The Power Of Touch

Hands up if, as a parent, you’ve heard something along the lines of ‘stop smothering your child’. Well … don’t! Lisa talks about how important the power of touch actually is, and how it differs from child to child. 


If you’re anything like most parents, you don’t want to stop kissing, cuddling and feeling your baby’s delicate skin. Truth is, this rarely changes as your kids grow from babies to toddlers to young children. Many parents have mentioned that they’ve heard remarks like ‘stop smothering your child’. Well… don’t!

Want to know why? Touch is the first of our senses to develop. Touch is a love language. Touch plays a huge role for babies even before they enter the world. Think back to the days you spent lying down and stroking your belly, enjoying the little flutters in your stomach. Then, as baby grew, they started responding to your belly strokes and tickles.

Once a mother has given birth, direct skin-to-skin contact has proven to provide a number of benefits for your infant. Months pass by and the story doesn’t change… a simple kiss on your little one’s stomach can have them cooing with a toothless smile on their face. I loved massaging my little boy after his baths, and I continue to do this. He often goes from wild child to completely calm in a matter of minutes.

Touch gives you a sense of security. How do you feel when you’re scared or anxious, and your other half gives you a tight hug? Or when you’re upset or happy and a parent or family member holds you close? You feel safe, calm, and loved.

Some children get over stimulated by too much touch, so be sure to understand your child’s body language so that you know when to stop. Light touch (stroking, rubbing etc.) is more likely to make a sensory sensitive child reach his brim faster, but firm pressure (hugs, rough-and-tumble play, massages and playful squeezes) are calming and reassuring for almost all children – and adults for that matter.

Many believe that a parent’s touch wears off as a child gets older. False! An older child needs your physical attention just as much. The way you administer it just changes a bit, like a hand on the back, a bear hug or even playing a game with your child that requires skin contact. Skin contact releases positive brain chemicals which will leave both you and your child feeling happy and loved.

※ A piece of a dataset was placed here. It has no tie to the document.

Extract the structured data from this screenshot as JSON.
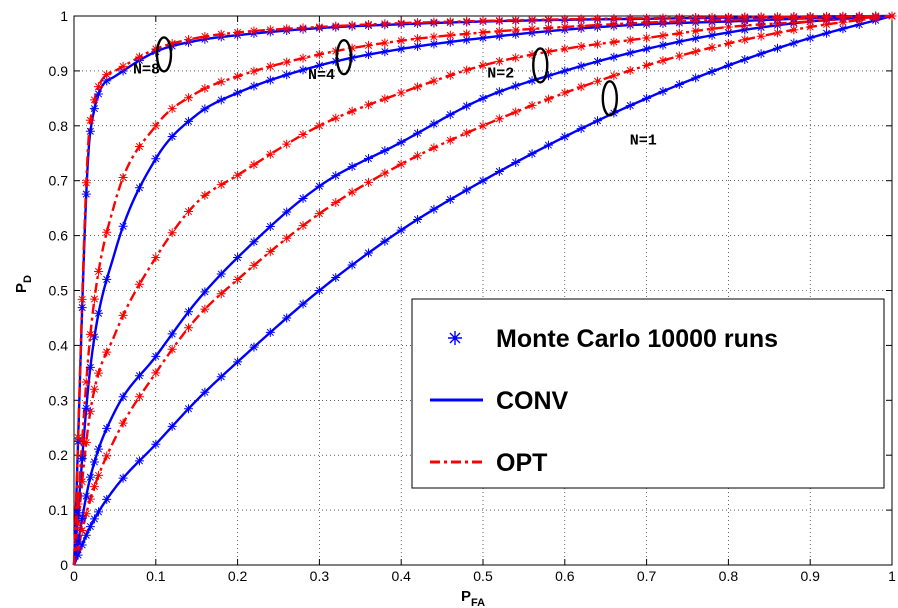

The power of touch is a mind blowing thing. Sometimes we struggle to describe how much we love our child in words, yet a simple hug can explain it all in a matter of seconds. Holding their hand can trigger an outpour of emotions which could have been trapped inside before. A gesture as simple as placing your hand on your child’s shoulder and saying ‘I understand’ or ‘I forgive you’ can move mountains.

So, I encourage you to ignore opinions on how much touch is too much for your child. You know your child’s needs more than anybody else – positive touch is healthy and crucial for children, just as it is for you and me. Touch is a powerful healing tool and is vital for building your child’s confidence, self-esteem and sense of self-worth.